Brasilia. El presidente de Brasil, Luiz Inácio Lula da Silva, admitió este martes que el recorte adicional de 10.000 millones de reales (US$5.446 millones) del Presupuesto 2010 es "mucho", pero destacó el compromiso con la política fiscal y el control de la inflación.

"Yo no juego con la economía brasileña. Llegamos hasta donde llegamos con mucha seriedad. Controlar la inflación es nuestra obligación moral y ética", afirmó.

"Mantener la estabilidad es nuestro compromiso. Mantener la política fiscal es un compromiso nuestro", aseguró.

Según el presidente, el ministro de Hacienda, Guido Mantega, quería un recorte mayor.

Tranquilo, pero atento a Europa. Lula sostuvo que está tranquilo respecto a la situación económica en Brasil, pero afirmó que la crisis en Europa es muy grave y que está siendo vigilada.

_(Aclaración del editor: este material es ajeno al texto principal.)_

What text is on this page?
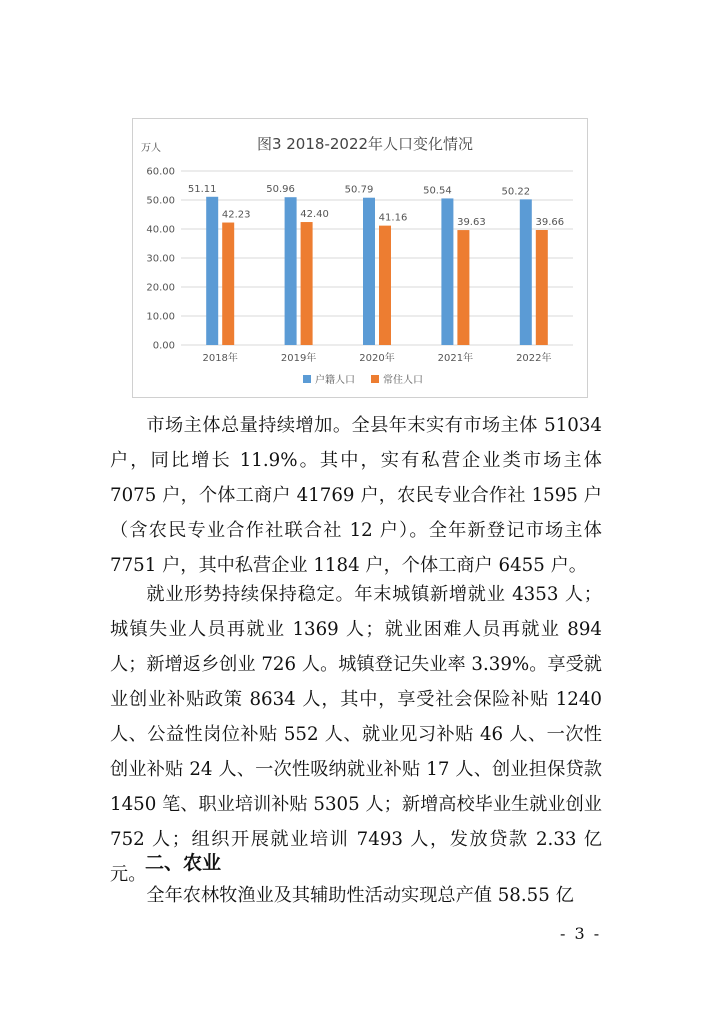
0.00
10.00
20.00
30.00
40.00
50.00
60.00
51.11
42.23
2018年
50.96
42.40
2019年
50.79
41.16
2020年
50.54
39.63
2021年
50.22
39.66
2022年
图3 2018-2022年人口变化情况
万人
户籍人口	常住人口

市场主体总量持续增加。全县年末实有市场主体 51034 户，同比增长 11.9%。其中，实有私营企业类市场主体 7075 户，个体工商户 41769 户，农民专业合作社 1595 户（含农民专业合作社联合社 12 户）。全年新登记市场主体 7751 户，其中私营企业 1184 户，个体工商户 6455 户。

就业形势持续保持稳定。年末城镇新增就业 4353 人；城镇失业人员再就业 1369 人；就业困难人员再就业 894 人；新增返乡创业 726 人。城镇登记失业率 3.39%。享受就业创业补贴政策 8634 人，其中，享受社会保险补贴 1240 人、公益性岗位补贴 552 人、就业见习补贴 46 人、一次性创业补贴 24 人、一次性吸纳就业补贴 17 人、创业担保贷款 1450 笔、职业培训补贴 5305 人；新增高校毕业生就业创业 752 人；组织开展就业培训 7493 人，发放贷款 2.33 亿元。

二、农业

全年农林牧渔业及其辅助性活动实现总产值 58.55 亿

- 3 -
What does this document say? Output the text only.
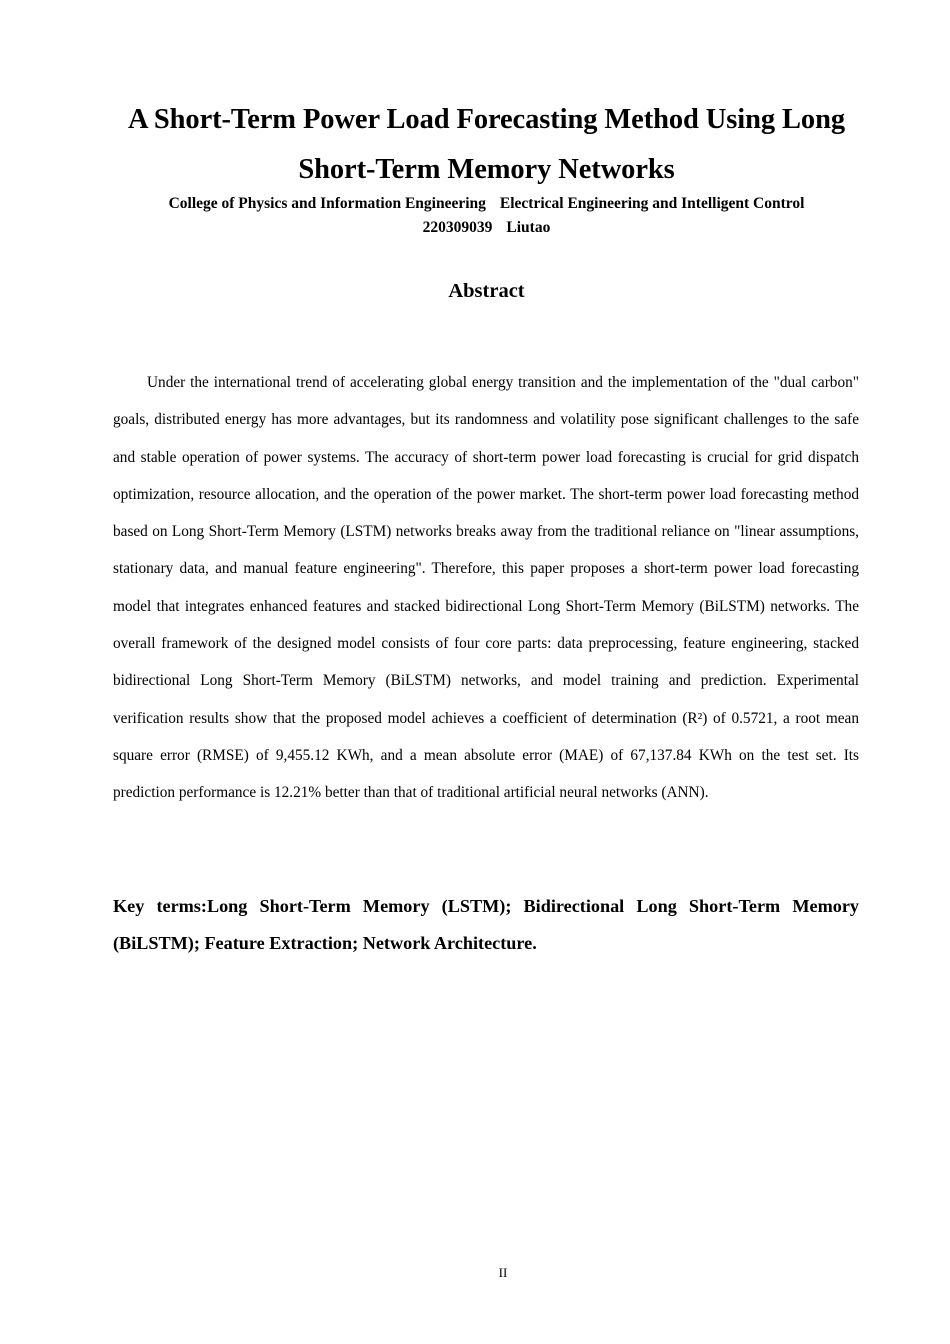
A Short-Term Power Load Forecasting Method Using Long Short-Term Memory Networks

College of Physics and Information Engineering Electrical Engineering and Intelligent Control
220309039 Liutao

Abstract

Under the international trend of accelerating global energy transition and the implementation of the "dual carbon" goals, distributed energy has more advantages, but its randomness and volatility pose significant challenges to the safe and stable operation of power systems. The accuracy of short-term power load forecasting is crucial for grid dispatch optimization, resource allocation, and the operation of the power market. The short-term power load forecasting method based on Long Short-Term Memory (LSTM) networks breaks away from the traditional reliance on "linear assumptions, stationary data, and manual feature engineering". Therefore, this paper proposes a short-term power load forecasting model that integrates enhanced features and stacked bidirectional Long Short-Term Memory (BiLSTM) networks. The overall framework of the designed model consists of four core parts: data preprocessing, feature engineering, stacked bidirectional Long Short-Term Memory (BiLSTM) networks, and model training and prediction. Experimental verification results show that the proposed model achieves a coefficient of determination (R²) of 0.5721, a root mean square error (RMSE) of 9,455.12 KWh, and a mean absolute error (MAE) of 67,137.84 KWh on the test set. Its prediction performance is 12.21% better than that of traditional artificial neural networks (ANN).

Key terms:Long Short-Term Memory (LSTM); Bidirectional Long Short-Term Memory (BiLSTM); Feature Extraction; Network Architecture.

II
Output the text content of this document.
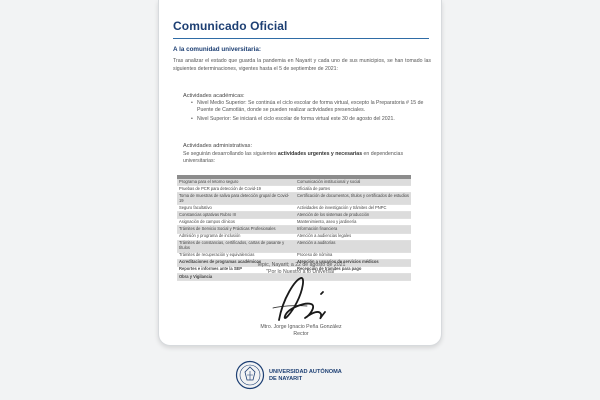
Comunicado Oficial
A la comunidad universitaria:

Tras analizar el estado que guarda la pandemia en Nayarit y cada uno de sus municipios, se han tomado las siguientes determinaciones, vigentes hasta el 5 de septiembre de 2021:

Actividades académicas:
• Nivel Medio Superior: Se continúa el ciclo escolar de forma virtual, excepto la Preparatoria # 15 de Puente de Camotlán, donde se pueden realizar actividades presenciales.
• Nivel Superior: Se iniciará el ciclo escolar de forma virtual este 30 de agosto del 2021.
Actividades administrativas:

Se seguirán desarrollando las siguientes actividades urgentes y necesarias en dependencias universitarias:

Programa para el retorno seguro	Comunicación institucional y social
Pruebas de PCR para detección de Covid-19	Oficialía de partes
Toma de muestras de saliva para detección grupal de Covid-19	Certificación de documentos, títulos y certificados de estudios
Seguro facultativo	Actividades de investigación y trámites del PNPC
Constancias optativas Rubro III	Atención de los sistemas de producción
Asignación de campos clínicos	Mantenimiento, aseo y jardinería
Trámites de Servicio Social y Prácticas Profesionales	Información financiera
Admisión y programa de inclusión	Atención a audiencias legales
Trámites de constancias, certificados, cartas de pasante y títulos	Atención a auditorías
Trámites de recuperación y equivalencias	Proceso de nómina
Acreditaciones de programas académicos	Atención a usuarios de servicios médicos
Reportes e informes ante la SEP	Recepción de trámites para pago
Obra y Vigilancia	
Tepic, Nayarit; a 22 de agosto de 2021
"Por lo Nuestro a lo Universal"
Mtro. Jorge Ignacio Peña González
Rector
UNIVERSIDAD AUTÓNOMA
DE NAYARIT
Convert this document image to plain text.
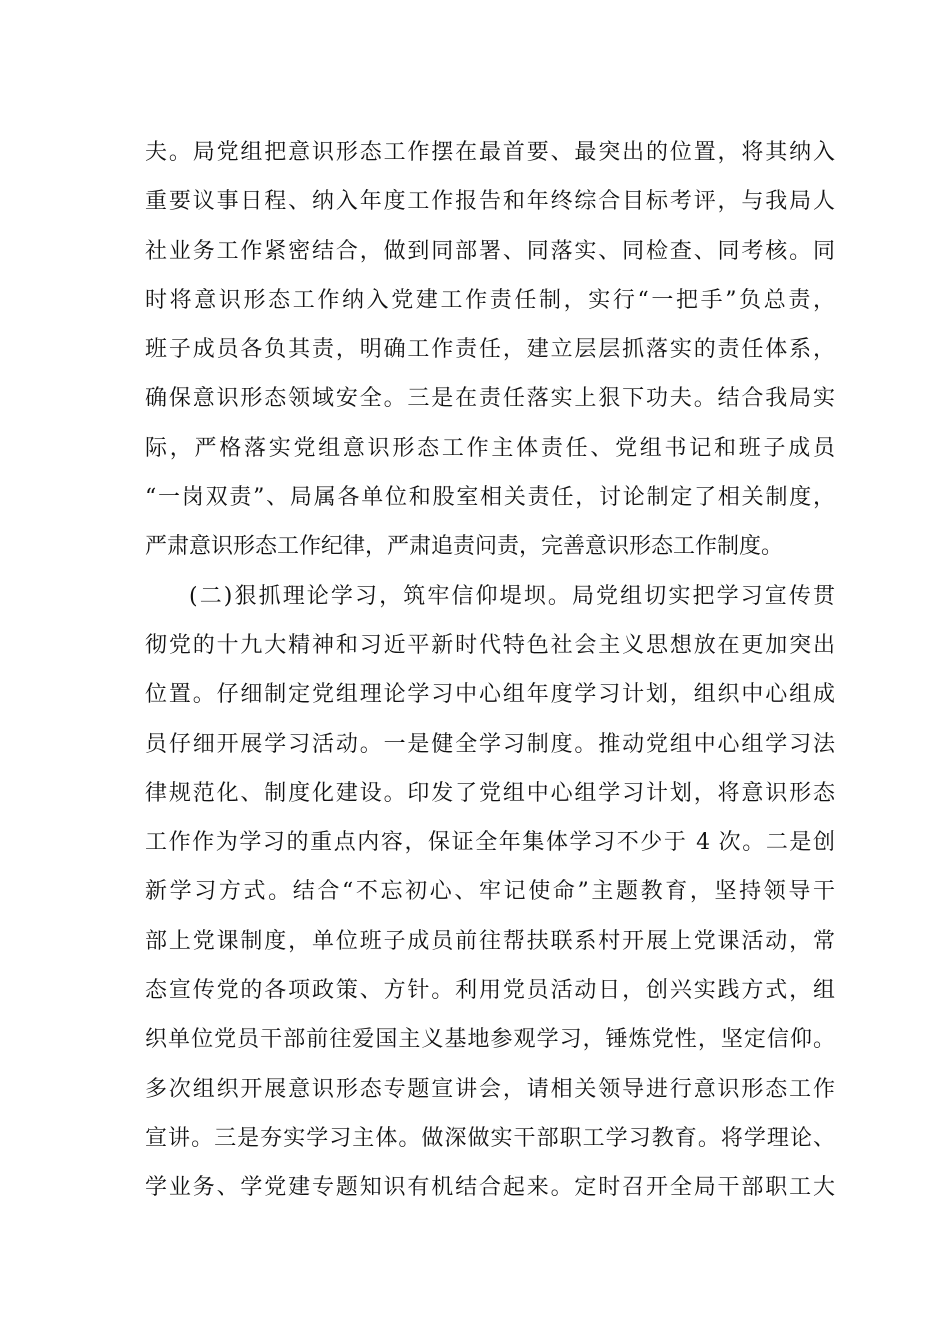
夫。局党组把意识形态工作摆在最首要、最突出的位置，将其纳入
重要议事日程、纳入年度工作报告和年终综合目标考评，与我局人
社业务工作紧密结合，做到同部署、同落实、同检查、同考核。同
时将意识形态工作纳入党建工作责任制，实行“一把手”负总责，
班子成员各负其责，明确工作责任，建立层层抓落实的责任体系，
确保意识形态领域安全。三是在责任落实上狠下功夫。结合我局实
际，严格落实党组意识形态工作主体责任、党组书记和班子成员
“一岗双责”、局属各单位和股室相关责任，讨论制定了相关制度，
严肃意识形态工作纪律，严肃追责问责，完善意识形态工作制度。
(二)狠抓理论学习，筑牢信仰堤坝。局党组切实把学习宣传贯
彻党的十九大精神和习近平新时代特色社会主义思想放在更加突出
位置。仔细制定党组理论学习中心组年度学习计划，组织中心组成
员仔细开展学习活动。一是健全学习制度。推动党组中心组学习法
律规范化、制度化建设。印发了党组中心组学习计划，将意识形态
工作作为学习的重点内容，保证全年集体学习不少于 4 次。二是创
新学习方式。结合“不忘初心、牢记使命”主题教育，坚持领导干
部上党课制度，单位班子成员前往帮扶联系村开展上党课活动，常
态宣传党的各项政策、方针。利用党员活动日，创兴实践方式，组
织单位党员干部前往爱国主义基地参观学习，锤炼党性，坚定信仰。
多次组织开展意识形态专题宣讲会，请相关领导进行意识形态工作
宣讲。三是夯实学习主体。做深做实干部职工学习教育。将学理论、
学业务、学党建专题知识有机结合起来。定时召开全局干部职工大
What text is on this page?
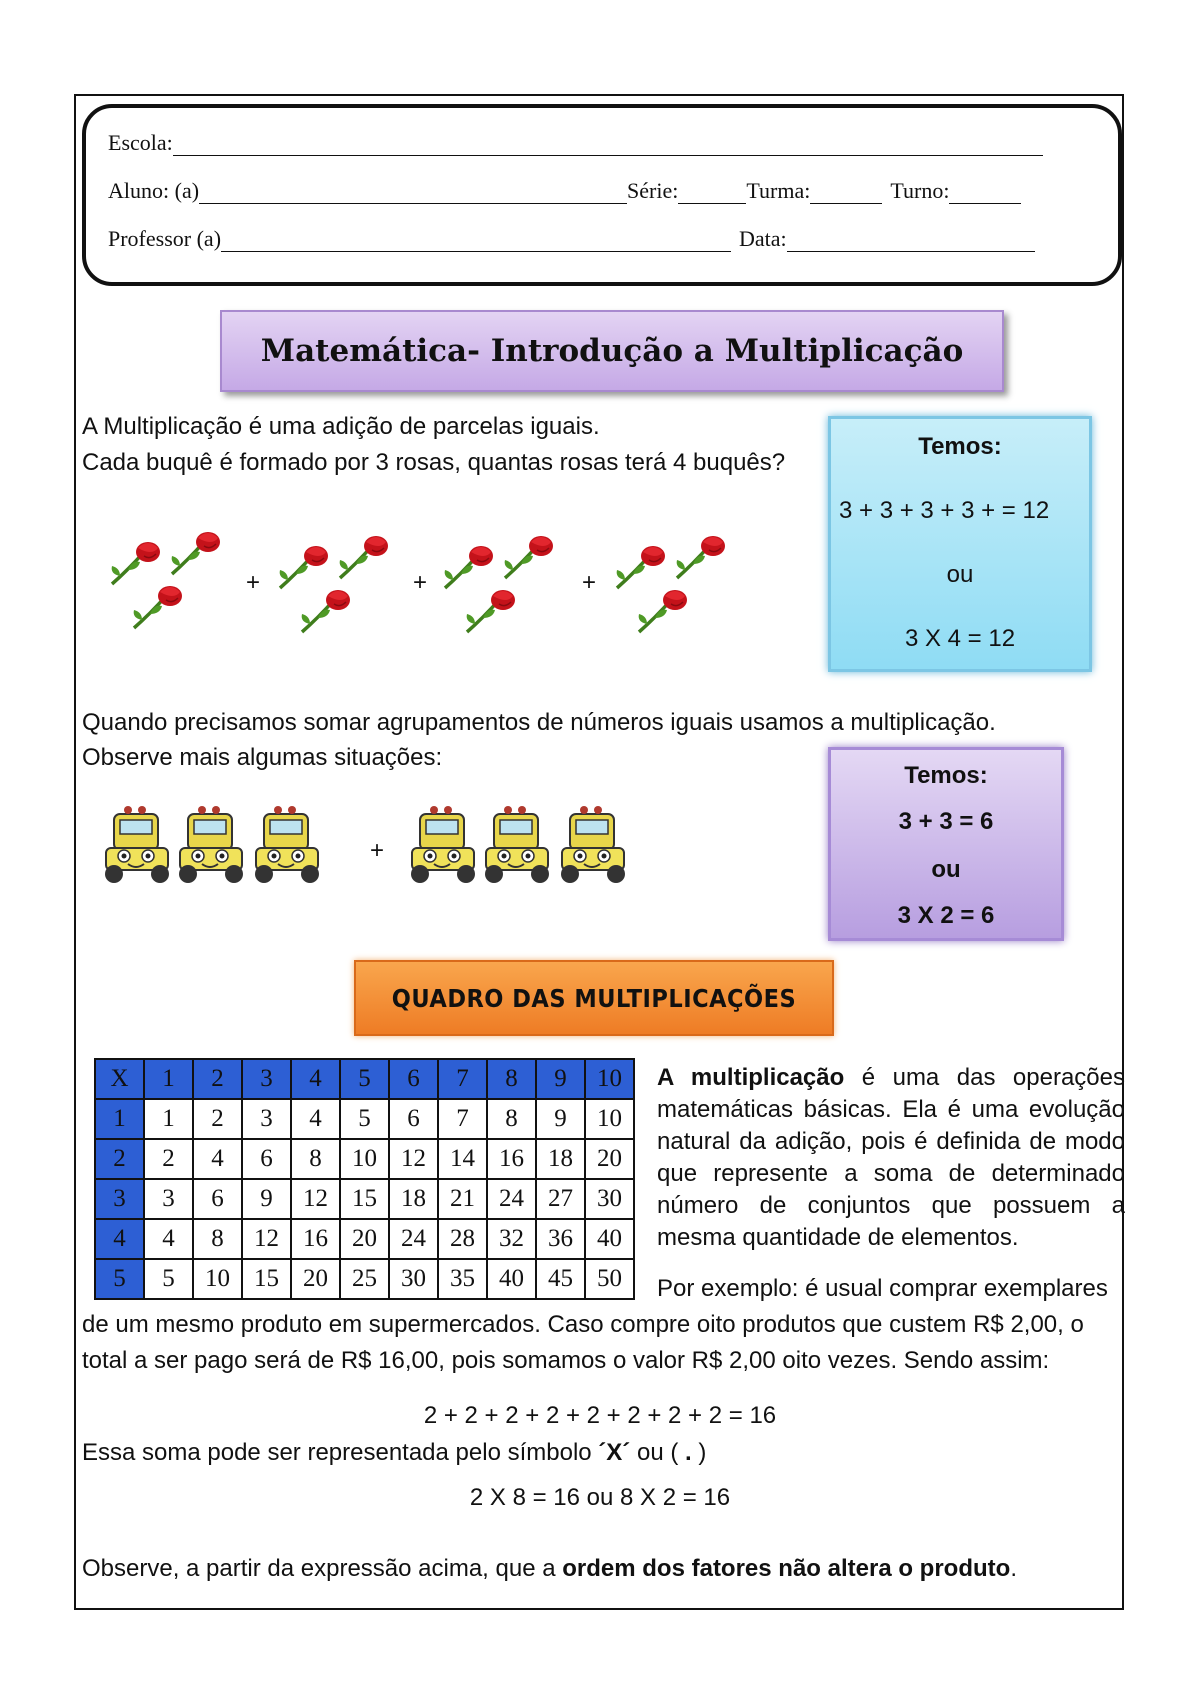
Escola:
Aluno: (a)	Série:	Turma:	Turno:
Professor (a)	Data:
Matemática- Introdução a Multiplicação
A Multiplicação é uma adição de parcelas iguais.
Cada buquê é formado por 3 rosas, quantas rosas terá 4 buquês?
+	+	+
Temos:
3 + 3 + 3 + 3 + = 12
ou
3 X 4 = 12
Quando precisamos somar agrupamentos de números iguais usamos a multiplicação.
Observe mais algumas situações:
+
Temos:
3 + 3 = 6
ou
3 X 2 = 6
QUADRO DAS MULTIPLICAÇÕES
X	1	2	3	4	5	6	7	8	9	10
1	1	2	3	4	5	6	7	8	9	10
2	2	4	6	8	10	12	14	16	18	20
3	3	6	9	12	15	18	21	24	27	30
4	4	8	12	16	20	24	28	32	36	40
5	5	10	15	20	25	30	35	40	45	50
A multiplicação é uma das operações matemáticas básicas. Ela é uma evolução natural da adição, pois é definida de modo que represente a soma de determinado número de conjuntos que possuem a mesma quantidade de elementos.
Por exemplo: é usual comprar exemplares
de um mesmo produto em supermercados. Caso compre oito produtos que custem R$ 2,00, o
total a ser pago será de R$ 16,00, pois somamos o valor R$ 2,00 oito vezes. Sendo assim:
2 + 2 + 2 + 2 + 2 + 2 + 2 + 2 = 16
Essa soma pode ser representada pelo símbolo ´X´ ou ( . )
2 X 8 = 16 ou 8 X 2 = 16
Observe, a partir da expressão acima, que a ordem dos fatores não altera o produto.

"Queremos que Europa vuelva a consumir, porque (...) es un gran importador de productos brasileños", dijo.

Lula también trató de bajar el perfil al hecho de que el Ministerio de Educación fue el más afectado por los recortes adicionales, según el informe divulgado el el Diario Oficial este domingo.

"No fue sólo en Educación. Recortamos 10.000 millones de reales del presupuesto (casi US$5.500 millones). Obviamente, lo hicimos porque el momento lo exige. Y eso no implica que haya una reducción de ningún centavo en inversión en educación porque aún tenemos siete meses por delante hasta fin de año", declaró.

El mandatario afirmó que el Gobierno trabaja con la posibilidad de que la recaudación impositiva mejore y que eso puede abrir espacio para que los ministerios puedan gastar todos los recursos disponibles.